Xǔ zhēnjūn xiānzhuàn 許真君仙傳

Hagiography of the Perfected Xǔ

About the work

A one-juàn Yuán-dynasty recension of the biography of the Jìngmíng 淨明 patriarch Xǔ Xùn 許遜 — a direct rewriting of Bái Yùchán’s 白玉蟾 Yùlóng jí 玉隆集 biography of 1224 (preserved at DZ 263.31 Xiūzhēn shíshū).

Prefaces

No prefaces in the source. The text opens directly with the honorific titles of Xǔ Xùn as “Jiǔzhōu dūxiān tàishǐ gāomíng dàshǐ zhìdào xuányìng shéngōng miàojì zhēnjūn 九州都仙太史高明大使至道玄應神功妙濟真君” and carries no author preface or transmission colophon.

Abstract

Dated to the Yuán (1279–1368) by Schipper (Schipper & Verellen, Taoist Canon 2: 899–900, DZ 447). Xǔ Xùn’s biography here: surname Xǔ, given name Xùn 遜, Jìngzhī 敬之; his great-grandfather was Yǎn 琰, grandfather Wǔ 五, father Sù 肅, all natives of Xǔchāng 許昌; they were of the gentry and traced descent from Yóu 由 of Yǐngyáng 潁陽. Xǔ’s father, at the end of the Hàn, fled south to avoid warfare, settling at Nánchāng 南昌 in Yùzhāng 豫章, where Xǔ was born. His mother conceived him by dreaming that a golden phoenix let fall a pearl into her palm, which she played with and swallowed.

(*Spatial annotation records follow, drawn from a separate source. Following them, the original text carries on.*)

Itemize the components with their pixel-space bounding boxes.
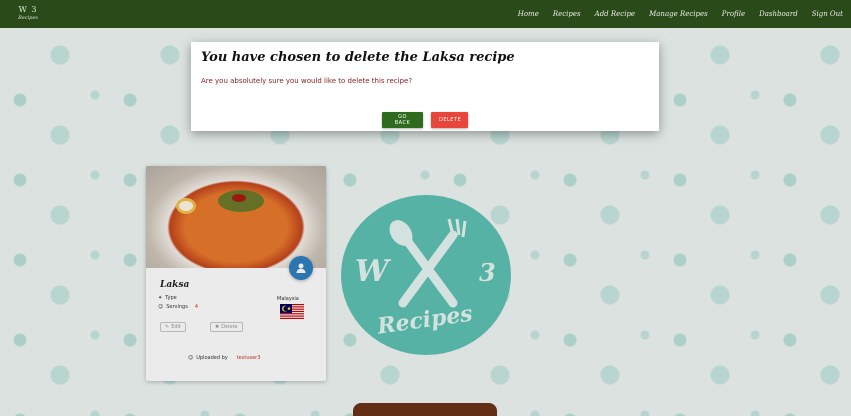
go-back-button[interactable]: GO BACK	[382, 112, 423, 128]
nav-link-home[interactable]: Home	[518, 10, 539, 18]
brand-mark: W 3	[18, 5, 38, 14]
confirm-delete-button[interactable]: DELETE	[431, 112, 468, 128]
nav-link-add-recipe[interactable]: Add Recipe	[595, 10, 635, 18]
nav-link-dashboard[interactable]: Dashboard	[759, 10, 798, 18]
modal-title: You have chosen to delete the Laksa reci…	[201, 50, 515, 65]
nav-link-manage-recipes[interactable]: Manage Recipes	[649, 10, 708, 18]
delete-confirm-modal: You have chosen to delete the Laksa reci…	[191, 42, 659, 131]
nav-links: Home Recipes Add Recipe Manage Recipes P…	[518, 10, 843, 18]
brand-logo[interactable]: W 3 Recipes	[14, 1, 42, 27]
navbar: W 3 Recipes Home Recipes Add Recipe Mana…	[0, 0, 851, 28]
modal-message: Are you absolutely sure you would like t…	[201, 77, 413, 85]
nav-link-recipes[interactable]: Recipes	[553, 10, 581, 18]
nav-link-profile[interactable]: Profile	[722, 10, 745, 18]
brand-subtitle: Recipes	[18, 15, 38, 21]
nav-link-sign-out[interactable]: Sign Out	[812, 10, 843, 18]
modal-actions: GO BACK DELETE	[191, 112, 659, 128]
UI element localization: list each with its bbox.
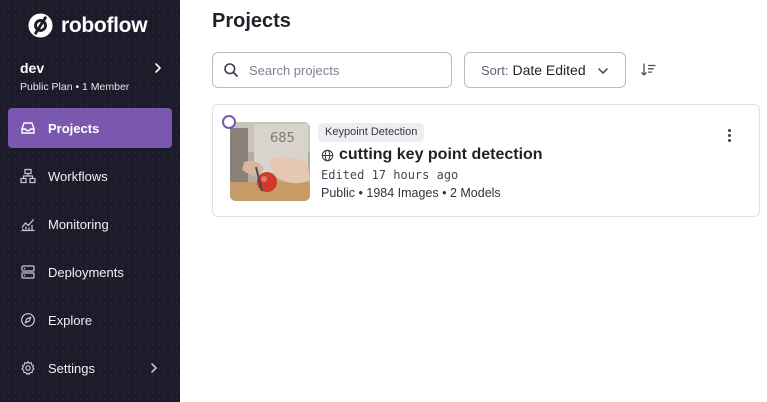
sort-prefix-label: Sort: xyxy=(481,62,509,78)
workflow-icon xyxy=(20,168,36,184)
globe-icon xyxy=(321,149,334,162)
kebab-dot xyxy=(727,133,731,137)
sidebar-item-deployments[interactable]: Deployments xyxy=(8,252,172,292)
search-box[interactable] xyxy=(212,52,452,88)
project-select-radio[interactable] xyxy=(222,115,236,129)
server-icon xyxy=(21,265,35,279)
sidebar-item-label: Projects xyxy=(48,120,100,136)
page-title: Projects xyxy=(212,10,291,32)
project-name[interactable]: cutting key point detection xyxy=(339,146,543,164)
sidebar-item-monitoring[interactable]: Monitoring xyxy=(8,204,172,244)
workspace-switcher[interactable]: dev Public Plan • 1 Member xyxy=(20,60,168,93)
monitoring-icon xyxy=(21,219,35,232)
chevron-down-icon xyxy=(598,68,608,74)
chevron-right-icon xyxy=(155,63,161,73)
sidebar-item-explore[interactable]: Explore xyxy=(8,300,172,340)
sort-value: Date Edited xyxy=(512,62,586,78)
brand-name: roboflow xyxy=(61,13,148,37)
compass-icon xyxy=(21,313,35,327)
sidebar-item-label: Monitoring xyxy=(48,216,109,232)
chevron-right-icon xyxy=(151,363,157,373)
project-type-badge: Keypoint Detection xyxy=(318,123,425,142)
project-meta: Public • 1984 Images • 2 Models xyxy=(321,186,501,200)
search-input[interactable] xyxy=(249,62,439,78)
svg-text:685: 685 xyxy=(270,131,295,146)
sidebar-item-label: Explore xyxy=(48,312,93,328)
sidebar: roboflow dev Public Plan • 1 Member Proj… xyxy=(0,0,180,402)
search-icon xyxy=(224,63,238,77)
gear-icon xyxy=(21,360,35,375)
workspace-name: dev xyxy=(20,60,45,76)
more-options-icon[interactable] xyxy=(719,125,739,145)
sidebar-item-projects[interactable]: Projects xyxy=(8,108,172,148)
sidebar-item-label: Settings xyxy=(48,360,95,376)
kebab-dot xyxy=(727,128,731,132)
project-edited-time: Edited 17 hours ago xyxy=(321,168,459,182)
project-thumbnail: 685 xyxy=(230,122,310,201)
workspace-plan: Public Plan • 1 Member xyxy=(20,81,130,93)
sidebar-item-settings[interactable]: Settings xyxy=(8,348,172,388)
sort-dropdown[interactable]: Sort: Date Edited xyxy=(464,52,626,88)
roboflow-logo-icon xyxy=(28,13,53,38)
kebab-dot xyxy=(727,138,731,142)
inbox-icon xyxy=(21,122,35,134)
sort-order-icon[interactable] xyxy=(640,62,656,78)
roboflow-logo[interactable]: roboflow xyxy=(28,13,148,38)
sidebar-item-label: Workflows xyxy=(48,168,108,184)
sidebar-item-label: Deployments xyxy=(48,264,124,280)
sidebar-item-workflows[interactable]: Workflows xyxy=(8,156,172,196)
project-card[interactable]: 685 Keypoint Detection cutting key point… xyxy=(212,104,760,217)
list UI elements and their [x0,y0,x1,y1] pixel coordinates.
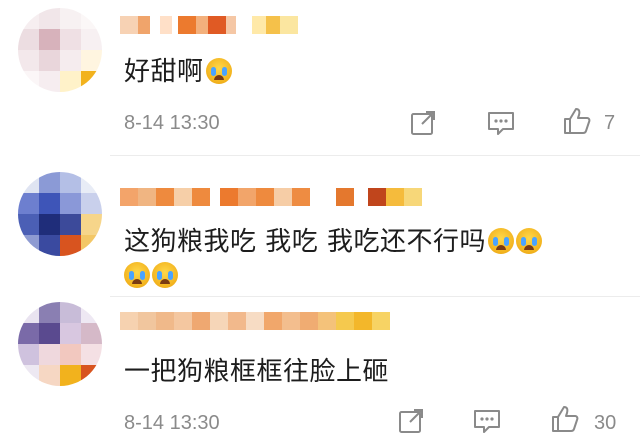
crying-emoji-icon [205,58,232,84]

The account then follows the standard Xǔ Xùn / Jìngmíng hagiographic sequence: ordination under Wú Měng 吳猛, iron-pillar exorcism at Nánchāng, family group ascension to Heaven in 291 CE, and the subsequent formation of the cult. Textually, this is a Yuán-period condensation of Bái Yùchán’s much fuller Yùlóng jí — one of several medieval and late-imperial hagiographical rewritings of the Xǔ Xùn corpus, all contributing to the literary foundation of the late-Sòng and Yuán Jìngmíng dào 淨明道 order.

Translations and research

  • Akizuki Kan’ei 秋月觀暎. Chūgoku kinsei dōkyō no keisei: Jōmyōdō no kisoteki kenkyū 中國近世道教の形成:淨明道の基礎的研究. Tokyo: Sōbunsha, 1978.
  • Boltz, Judith M. A Survey of Taoist Literature, Tenth to Seventeenth Centuries. Berkeley: Institute of East Asian Studies, 1987, 70–78.
  • Schipper, Kristofer, and Franciscus Verellen, eds. The Taoist Canon: A Historical Companion to the Daozang. Chicago: University of Chicago Press, 2004, 2:899–900 (DZ 447).